Striking Writers Express Confusion Over WGA Shift in Social Media Promotion Policy

Striking writers are expressing confusion over shifting WGA policies on promoting their projects on social media after the guild clarified that writers may publicize their series or movies on their personal social media platforms while avoiding studio-organized media opportunities.

“[The WGA] reconsidered and it’s OK to post about our shows or movies on social media,” WGA member and “I’m a Virgo” writer Boots Riley tweeted. “From leadership: ‘So the rule is, don’t do promotion at their request, don’t attend premieres, don’t do the FYCs, but you can still talk about your project in your own social media.'”

Riley added that WGA said via Zoom that writers may not participate in interviews that the studio sets up, but are allowed to partake in media opportunities if they’re “set up” by the writer, themselves or the writer’s publicist.

“It’s a little confusing, [to be honest],” Riley added, while comedian and “A Black Lady Sketch Show” creator, showrunner, writer and performer Robin Thede echoed Riley’s concern, tweeting, “It’s so confusing!”

WGA leadership is “still figuring out the rules,” according to “Gotham Knights” co-creator Natalie Abrams, who clarified Tuesday that writers can “social about our own projects as long as it’s not studio/network coordinated.”

A WGA spokesperson confirmed its message to members on the policy change to TheWrap: “You must refuse promoting a project at a struck company’s request. However, it is not a violation to talk about your projects on your own accord on your own social media.”

A rep also shared that it has also been added to their strike rules FAQ section online.
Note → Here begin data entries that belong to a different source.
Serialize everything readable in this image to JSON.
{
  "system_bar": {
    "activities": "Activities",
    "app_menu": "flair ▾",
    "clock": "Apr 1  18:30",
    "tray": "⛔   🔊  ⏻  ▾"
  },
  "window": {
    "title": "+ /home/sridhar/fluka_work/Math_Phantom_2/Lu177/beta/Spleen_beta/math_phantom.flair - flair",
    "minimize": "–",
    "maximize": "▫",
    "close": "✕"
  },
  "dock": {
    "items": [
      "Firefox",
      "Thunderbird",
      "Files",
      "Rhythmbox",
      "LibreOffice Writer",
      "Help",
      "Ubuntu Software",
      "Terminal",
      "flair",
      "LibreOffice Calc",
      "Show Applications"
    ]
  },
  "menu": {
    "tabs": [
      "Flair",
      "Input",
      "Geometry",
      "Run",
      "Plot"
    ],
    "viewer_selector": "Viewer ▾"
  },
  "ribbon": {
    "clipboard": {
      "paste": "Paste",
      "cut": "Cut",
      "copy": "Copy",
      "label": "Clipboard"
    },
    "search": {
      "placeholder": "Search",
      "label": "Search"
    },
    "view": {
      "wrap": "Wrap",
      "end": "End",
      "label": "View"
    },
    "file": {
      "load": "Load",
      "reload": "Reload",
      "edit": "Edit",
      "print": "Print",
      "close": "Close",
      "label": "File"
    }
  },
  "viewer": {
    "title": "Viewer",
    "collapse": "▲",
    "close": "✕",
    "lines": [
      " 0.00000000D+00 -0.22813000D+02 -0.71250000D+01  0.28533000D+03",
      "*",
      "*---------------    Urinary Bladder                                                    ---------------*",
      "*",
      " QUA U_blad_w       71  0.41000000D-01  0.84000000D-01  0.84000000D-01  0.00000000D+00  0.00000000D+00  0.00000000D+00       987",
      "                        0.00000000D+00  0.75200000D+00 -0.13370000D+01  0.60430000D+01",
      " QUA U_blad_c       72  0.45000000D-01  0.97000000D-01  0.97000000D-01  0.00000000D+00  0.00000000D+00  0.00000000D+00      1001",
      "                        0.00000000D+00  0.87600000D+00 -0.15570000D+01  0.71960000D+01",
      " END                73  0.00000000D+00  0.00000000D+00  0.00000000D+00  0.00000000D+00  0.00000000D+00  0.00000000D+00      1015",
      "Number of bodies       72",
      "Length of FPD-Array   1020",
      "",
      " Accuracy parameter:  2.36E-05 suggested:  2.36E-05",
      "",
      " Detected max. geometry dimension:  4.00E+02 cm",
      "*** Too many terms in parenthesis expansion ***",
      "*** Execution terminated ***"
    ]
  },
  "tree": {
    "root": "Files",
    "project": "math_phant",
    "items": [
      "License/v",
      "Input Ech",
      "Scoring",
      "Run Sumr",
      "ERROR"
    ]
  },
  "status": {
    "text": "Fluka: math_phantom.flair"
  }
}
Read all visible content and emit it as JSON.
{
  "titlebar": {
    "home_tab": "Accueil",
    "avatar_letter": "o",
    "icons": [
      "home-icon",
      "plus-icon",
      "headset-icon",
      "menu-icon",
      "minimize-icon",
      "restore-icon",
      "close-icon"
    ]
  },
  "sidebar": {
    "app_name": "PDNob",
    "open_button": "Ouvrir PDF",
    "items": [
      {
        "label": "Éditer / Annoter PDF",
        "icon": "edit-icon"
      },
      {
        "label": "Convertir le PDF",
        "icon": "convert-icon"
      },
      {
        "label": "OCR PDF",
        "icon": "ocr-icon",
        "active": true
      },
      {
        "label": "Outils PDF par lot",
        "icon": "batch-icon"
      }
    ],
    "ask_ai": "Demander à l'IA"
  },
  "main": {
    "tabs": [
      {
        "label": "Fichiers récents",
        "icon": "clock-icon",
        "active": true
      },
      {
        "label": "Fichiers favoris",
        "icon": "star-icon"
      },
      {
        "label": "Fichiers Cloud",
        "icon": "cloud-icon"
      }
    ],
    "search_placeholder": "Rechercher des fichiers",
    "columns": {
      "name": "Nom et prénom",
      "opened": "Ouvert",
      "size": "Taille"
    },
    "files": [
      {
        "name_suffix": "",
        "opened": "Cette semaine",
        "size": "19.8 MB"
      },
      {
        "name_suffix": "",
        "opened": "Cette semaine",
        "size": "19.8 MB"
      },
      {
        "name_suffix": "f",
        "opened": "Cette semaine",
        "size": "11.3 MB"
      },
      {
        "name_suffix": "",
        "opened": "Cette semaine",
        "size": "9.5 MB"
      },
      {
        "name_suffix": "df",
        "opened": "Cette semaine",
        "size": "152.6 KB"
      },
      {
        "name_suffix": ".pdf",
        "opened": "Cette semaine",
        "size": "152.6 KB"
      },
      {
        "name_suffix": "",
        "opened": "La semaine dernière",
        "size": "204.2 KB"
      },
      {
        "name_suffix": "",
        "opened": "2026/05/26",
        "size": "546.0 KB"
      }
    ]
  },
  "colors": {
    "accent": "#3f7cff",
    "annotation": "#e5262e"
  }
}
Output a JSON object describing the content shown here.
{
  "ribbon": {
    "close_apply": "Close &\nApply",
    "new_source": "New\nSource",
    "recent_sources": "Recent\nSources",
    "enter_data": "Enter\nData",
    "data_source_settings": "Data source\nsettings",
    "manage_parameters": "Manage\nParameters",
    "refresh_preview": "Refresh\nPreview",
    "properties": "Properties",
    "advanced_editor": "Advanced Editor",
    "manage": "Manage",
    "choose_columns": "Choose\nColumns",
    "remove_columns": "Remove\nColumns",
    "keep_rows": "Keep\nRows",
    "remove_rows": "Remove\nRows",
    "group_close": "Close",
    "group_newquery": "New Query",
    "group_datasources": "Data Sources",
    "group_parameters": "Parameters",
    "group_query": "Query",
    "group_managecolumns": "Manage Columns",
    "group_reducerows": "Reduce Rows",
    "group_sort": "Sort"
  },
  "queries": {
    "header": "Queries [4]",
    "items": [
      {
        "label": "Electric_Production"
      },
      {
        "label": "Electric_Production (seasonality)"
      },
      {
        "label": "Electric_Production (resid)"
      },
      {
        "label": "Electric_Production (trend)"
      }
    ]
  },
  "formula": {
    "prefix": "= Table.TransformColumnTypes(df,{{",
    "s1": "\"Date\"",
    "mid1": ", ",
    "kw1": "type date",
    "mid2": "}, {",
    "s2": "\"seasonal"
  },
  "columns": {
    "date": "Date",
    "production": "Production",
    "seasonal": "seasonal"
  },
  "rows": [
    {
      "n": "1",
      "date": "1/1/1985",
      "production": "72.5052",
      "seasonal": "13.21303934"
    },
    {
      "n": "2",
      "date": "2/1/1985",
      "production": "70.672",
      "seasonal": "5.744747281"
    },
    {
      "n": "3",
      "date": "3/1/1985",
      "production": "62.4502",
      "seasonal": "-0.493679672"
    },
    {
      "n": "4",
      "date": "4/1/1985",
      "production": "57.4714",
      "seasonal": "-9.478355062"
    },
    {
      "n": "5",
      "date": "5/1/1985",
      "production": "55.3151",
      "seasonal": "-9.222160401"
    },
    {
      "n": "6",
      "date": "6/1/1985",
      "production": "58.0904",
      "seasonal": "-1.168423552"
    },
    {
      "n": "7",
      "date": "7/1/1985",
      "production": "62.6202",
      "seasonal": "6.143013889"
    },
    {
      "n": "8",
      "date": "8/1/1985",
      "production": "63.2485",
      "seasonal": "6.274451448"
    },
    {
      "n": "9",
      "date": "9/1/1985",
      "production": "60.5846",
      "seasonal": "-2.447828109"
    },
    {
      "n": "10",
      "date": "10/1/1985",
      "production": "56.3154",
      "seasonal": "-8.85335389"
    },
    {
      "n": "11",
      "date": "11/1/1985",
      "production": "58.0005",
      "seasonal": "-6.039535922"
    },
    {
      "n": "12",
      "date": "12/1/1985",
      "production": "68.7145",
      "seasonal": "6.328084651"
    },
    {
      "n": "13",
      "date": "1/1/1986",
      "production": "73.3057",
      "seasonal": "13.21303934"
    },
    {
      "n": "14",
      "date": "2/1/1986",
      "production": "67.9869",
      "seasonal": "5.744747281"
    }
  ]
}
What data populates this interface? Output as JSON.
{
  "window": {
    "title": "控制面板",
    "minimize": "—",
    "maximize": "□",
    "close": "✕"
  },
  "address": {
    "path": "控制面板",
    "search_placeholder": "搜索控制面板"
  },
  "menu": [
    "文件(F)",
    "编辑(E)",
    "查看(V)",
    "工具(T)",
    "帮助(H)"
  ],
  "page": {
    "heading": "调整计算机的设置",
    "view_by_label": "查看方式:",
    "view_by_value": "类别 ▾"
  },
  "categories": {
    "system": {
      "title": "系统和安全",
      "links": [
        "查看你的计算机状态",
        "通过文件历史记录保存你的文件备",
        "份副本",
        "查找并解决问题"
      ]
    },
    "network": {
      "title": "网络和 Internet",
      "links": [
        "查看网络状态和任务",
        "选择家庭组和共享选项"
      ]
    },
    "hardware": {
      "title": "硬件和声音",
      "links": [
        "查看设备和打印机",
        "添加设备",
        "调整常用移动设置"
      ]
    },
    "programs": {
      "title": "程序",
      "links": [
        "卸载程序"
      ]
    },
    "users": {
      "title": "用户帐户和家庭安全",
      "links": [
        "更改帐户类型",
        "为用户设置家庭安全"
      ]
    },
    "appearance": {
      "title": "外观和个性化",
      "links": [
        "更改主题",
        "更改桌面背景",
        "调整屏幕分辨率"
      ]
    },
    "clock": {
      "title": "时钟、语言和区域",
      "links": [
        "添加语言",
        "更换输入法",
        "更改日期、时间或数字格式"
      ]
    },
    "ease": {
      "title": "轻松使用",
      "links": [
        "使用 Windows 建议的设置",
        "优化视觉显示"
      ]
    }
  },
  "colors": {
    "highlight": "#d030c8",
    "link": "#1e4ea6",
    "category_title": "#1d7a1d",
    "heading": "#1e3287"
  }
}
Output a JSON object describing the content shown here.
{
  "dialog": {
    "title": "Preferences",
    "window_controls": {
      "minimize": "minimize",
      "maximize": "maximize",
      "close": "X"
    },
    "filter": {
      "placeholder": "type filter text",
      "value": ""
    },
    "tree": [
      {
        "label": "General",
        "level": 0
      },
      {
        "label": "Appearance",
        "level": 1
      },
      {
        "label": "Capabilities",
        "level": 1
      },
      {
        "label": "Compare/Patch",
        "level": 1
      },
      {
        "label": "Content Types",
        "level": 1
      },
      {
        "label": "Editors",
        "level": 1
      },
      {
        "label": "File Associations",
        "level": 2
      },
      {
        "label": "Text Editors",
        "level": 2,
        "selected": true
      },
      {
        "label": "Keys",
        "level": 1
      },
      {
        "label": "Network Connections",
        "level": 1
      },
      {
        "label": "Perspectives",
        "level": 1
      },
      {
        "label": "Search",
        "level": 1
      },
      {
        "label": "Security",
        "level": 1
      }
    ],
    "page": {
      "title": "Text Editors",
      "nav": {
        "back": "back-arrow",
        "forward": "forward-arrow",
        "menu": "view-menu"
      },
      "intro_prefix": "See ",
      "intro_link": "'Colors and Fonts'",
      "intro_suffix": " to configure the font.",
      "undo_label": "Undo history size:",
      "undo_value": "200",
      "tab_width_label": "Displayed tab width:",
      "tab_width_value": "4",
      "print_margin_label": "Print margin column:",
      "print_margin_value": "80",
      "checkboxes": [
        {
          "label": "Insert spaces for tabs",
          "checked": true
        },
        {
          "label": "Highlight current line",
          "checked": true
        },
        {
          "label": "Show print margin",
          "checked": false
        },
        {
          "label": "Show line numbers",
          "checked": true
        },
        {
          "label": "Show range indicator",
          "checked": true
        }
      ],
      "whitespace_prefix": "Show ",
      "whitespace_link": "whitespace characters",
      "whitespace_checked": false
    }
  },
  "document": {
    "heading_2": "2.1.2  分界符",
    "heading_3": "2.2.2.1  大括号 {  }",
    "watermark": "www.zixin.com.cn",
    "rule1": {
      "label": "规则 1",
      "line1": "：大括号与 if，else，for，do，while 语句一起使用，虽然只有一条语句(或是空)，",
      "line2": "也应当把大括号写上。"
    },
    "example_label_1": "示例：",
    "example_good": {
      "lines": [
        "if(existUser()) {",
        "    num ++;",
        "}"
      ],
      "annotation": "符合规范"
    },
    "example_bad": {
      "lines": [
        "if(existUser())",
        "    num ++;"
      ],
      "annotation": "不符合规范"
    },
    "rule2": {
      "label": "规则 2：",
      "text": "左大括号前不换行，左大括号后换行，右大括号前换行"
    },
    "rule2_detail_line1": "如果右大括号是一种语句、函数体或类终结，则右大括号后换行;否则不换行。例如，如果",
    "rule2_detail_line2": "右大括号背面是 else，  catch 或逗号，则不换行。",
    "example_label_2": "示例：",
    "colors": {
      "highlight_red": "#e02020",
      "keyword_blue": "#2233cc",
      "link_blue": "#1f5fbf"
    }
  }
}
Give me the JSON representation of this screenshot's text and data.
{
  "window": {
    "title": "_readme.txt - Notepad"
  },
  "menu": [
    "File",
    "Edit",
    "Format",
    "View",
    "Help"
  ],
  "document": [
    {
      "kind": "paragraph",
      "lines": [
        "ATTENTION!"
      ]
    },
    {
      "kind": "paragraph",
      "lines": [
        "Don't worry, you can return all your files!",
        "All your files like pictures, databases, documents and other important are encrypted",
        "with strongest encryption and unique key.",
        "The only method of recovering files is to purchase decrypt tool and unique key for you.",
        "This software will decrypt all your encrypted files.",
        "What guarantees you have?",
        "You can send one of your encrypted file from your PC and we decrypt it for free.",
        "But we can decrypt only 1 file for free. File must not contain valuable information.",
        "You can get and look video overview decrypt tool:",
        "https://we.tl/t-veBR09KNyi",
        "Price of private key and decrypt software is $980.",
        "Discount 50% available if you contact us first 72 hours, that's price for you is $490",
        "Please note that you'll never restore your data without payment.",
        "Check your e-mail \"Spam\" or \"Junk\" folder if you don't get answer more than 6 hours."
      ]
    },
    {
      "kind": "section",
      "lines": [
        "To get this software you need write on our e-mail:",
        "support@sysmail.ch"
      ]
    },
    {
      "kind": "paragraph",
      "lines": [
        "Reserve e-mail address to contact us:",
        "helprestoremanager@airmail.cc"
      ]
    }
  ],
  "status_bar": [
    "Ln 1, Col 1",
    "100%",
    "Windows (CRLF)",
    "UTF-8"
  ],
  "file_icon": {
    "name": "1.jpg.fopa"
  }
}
The policy adjustment comes in the fourth week of the WGA strike amid confusion regarding how WGA members may promote their upcoming projects. The WGA has previously drawn a hard line for its striking members to participate in For Your Consideration (FYC) Emmys events, plainly stating its disallowance in the FAQ, which reads, “You should let the company know you are prohibited from making these promotional appearances about your work until the strike concludes.”